Paper Summary: Deep Reinforcement Learning from Human Preferences
Last updated:Please note This post is mainly intended for my personal use. It is not peer-reviewed work and should not be taken as such.
WHAT
An algorithm to estimate a reward function using human opinions. The function is then optimized in a Reinforcement Learning (RL) setting.
This approach is now called RLHF (Reinforcement Learning from Human Preferences).
WHY
Because it isn't practical to mathematically formulate a reward function for some types of RL problems. But it is possible to ask humans to subjectively rate how preferable a given state is.
HOW
1) Show humans pairs of states and ask them to rank these states in terms of desirability (i.e. say which state is preferable);
2) Learn a reward function in a supervised manner using the data from step 1;
3) Train an RL model using the learned reward function as a proxy for the real reward.
CLAIMS
It is possible to use a learned reward function built from human preferences.

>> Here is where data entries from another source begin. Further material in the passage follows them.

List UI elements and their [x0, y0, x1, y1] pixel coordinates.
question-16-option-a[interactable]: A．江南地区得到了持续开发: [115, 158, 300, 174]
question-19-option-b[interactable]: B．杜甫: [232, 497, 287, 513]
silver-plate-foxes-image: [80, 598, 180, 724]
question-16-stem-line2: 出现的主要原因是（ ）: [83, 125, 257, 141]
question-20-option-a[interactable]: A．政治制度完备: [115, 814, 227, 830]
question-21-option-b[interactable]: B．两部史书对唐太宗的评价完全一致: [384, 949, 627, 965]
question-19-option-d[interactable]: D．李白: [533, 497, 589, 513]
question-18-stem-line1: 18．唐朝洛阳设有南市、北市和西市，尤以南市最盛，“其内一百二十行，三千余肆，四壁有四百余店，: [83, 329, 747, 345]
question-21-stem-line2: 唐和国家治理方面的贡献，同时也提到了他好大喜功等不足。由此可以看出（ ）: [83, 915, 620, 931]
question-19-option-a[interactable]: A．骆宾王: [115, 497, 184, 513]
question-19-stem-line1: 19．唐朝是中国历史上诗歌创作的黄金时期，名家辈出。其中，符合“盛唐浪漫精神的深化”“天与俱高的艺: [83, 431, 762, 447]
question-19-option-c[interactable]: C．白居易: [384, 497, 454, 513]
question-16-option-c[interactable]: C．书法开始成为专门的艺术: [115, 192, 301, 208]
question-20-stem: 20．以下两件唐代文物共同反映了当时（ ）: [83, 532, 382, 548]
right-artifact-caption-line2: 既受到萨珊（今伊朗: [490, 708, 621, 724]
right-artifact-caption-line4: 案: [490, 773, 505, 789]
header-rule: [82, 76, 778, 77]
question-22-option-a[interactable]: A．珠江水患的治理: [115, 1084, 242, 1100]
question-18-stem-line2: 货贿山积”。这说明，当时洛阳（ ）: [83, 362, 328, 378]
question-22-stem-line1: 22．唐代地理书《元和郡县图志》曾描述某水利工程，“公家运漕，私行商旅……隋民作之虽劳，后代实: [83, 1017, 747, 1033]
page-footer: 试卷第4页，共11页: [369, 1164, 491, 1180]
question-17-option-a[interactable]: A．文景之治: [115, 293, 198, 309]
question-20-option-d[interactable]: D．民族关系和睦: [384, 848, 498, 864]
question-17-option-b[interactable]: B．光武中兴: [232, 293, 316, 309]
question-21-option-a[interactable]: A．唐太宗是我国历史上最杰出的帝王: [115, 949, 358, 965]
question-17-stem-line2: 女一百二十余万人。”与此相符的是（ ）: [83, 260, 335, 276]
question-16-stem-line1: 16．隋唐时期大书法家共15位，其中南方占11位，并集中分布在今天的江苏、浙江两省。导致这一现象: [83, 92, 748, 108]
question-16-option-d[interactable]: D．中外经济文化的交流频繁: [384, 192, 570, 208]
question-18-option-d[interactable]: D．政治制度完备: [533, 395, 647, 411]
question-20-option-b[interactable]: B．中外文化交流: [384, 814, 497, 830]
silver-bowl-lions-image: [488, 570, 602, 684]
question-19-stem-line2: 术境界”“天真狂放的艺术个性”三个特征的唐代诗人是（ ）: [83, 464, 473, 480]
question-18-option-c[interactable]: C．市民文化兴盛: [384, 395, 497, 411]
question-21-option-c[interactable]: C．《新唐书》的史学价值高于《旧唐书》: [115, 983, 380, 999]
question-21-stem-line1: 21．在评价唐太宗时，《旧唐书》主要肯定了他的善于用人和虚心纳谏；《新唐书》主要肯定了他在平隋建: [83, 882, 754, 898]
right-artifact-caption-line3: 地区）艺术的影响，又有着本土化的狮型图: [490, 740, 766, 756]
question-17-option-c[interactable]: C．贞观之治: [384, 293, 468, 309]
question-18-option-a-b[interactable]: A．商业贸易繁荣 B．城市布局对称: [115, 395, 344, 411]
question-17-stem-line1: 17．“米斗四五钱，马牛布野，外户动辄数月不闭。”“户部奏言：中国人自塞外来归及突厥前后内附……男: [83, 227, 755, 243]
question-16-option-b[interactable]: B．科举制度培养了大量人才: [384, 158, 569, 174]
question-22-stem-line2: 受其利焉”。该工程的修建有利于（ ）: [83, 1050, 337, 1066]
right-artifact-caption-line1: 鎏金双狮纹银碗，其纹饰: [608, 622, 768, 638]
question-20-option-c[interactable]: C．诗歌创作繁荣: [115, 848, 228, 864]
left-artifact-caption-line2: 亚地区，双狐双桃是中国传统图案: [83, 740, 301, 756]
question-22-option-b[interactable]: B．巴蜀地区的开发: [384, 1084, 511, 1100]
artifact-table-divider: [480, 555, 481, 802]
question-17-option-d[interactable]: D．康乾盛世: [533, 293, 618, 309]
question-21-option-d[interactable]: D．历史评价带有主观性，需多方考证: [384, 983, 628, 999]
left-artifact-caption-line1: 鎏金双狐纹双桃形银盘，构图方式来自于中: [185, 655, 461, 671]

In some cases, a learned reward function performs better than an actual mathematical reward function.
EXTENDS/USES
- OpenAI Gym
NOTES
Performance is evaluated on a set of robotics and video-game-playing RL tasks.
In addition to human feedback, authors also used so-called synthetic feedback—building a reward function from actual true signals.
MY 2¢
The term "RLHF" is not mentioned in the article.
RLHF is not introduced in this article. The authors' contributions revolve around making the process more efficient.
RLHF is relevant for NLP and instruction-tuning because it is not trivial to estimate how appropriate an output is to a given instruction. RLHF can be used to fine-tune a pre-trained LLM.
There exists a way to produce a function from pairwise preference rankings—the Bradley-Terry model.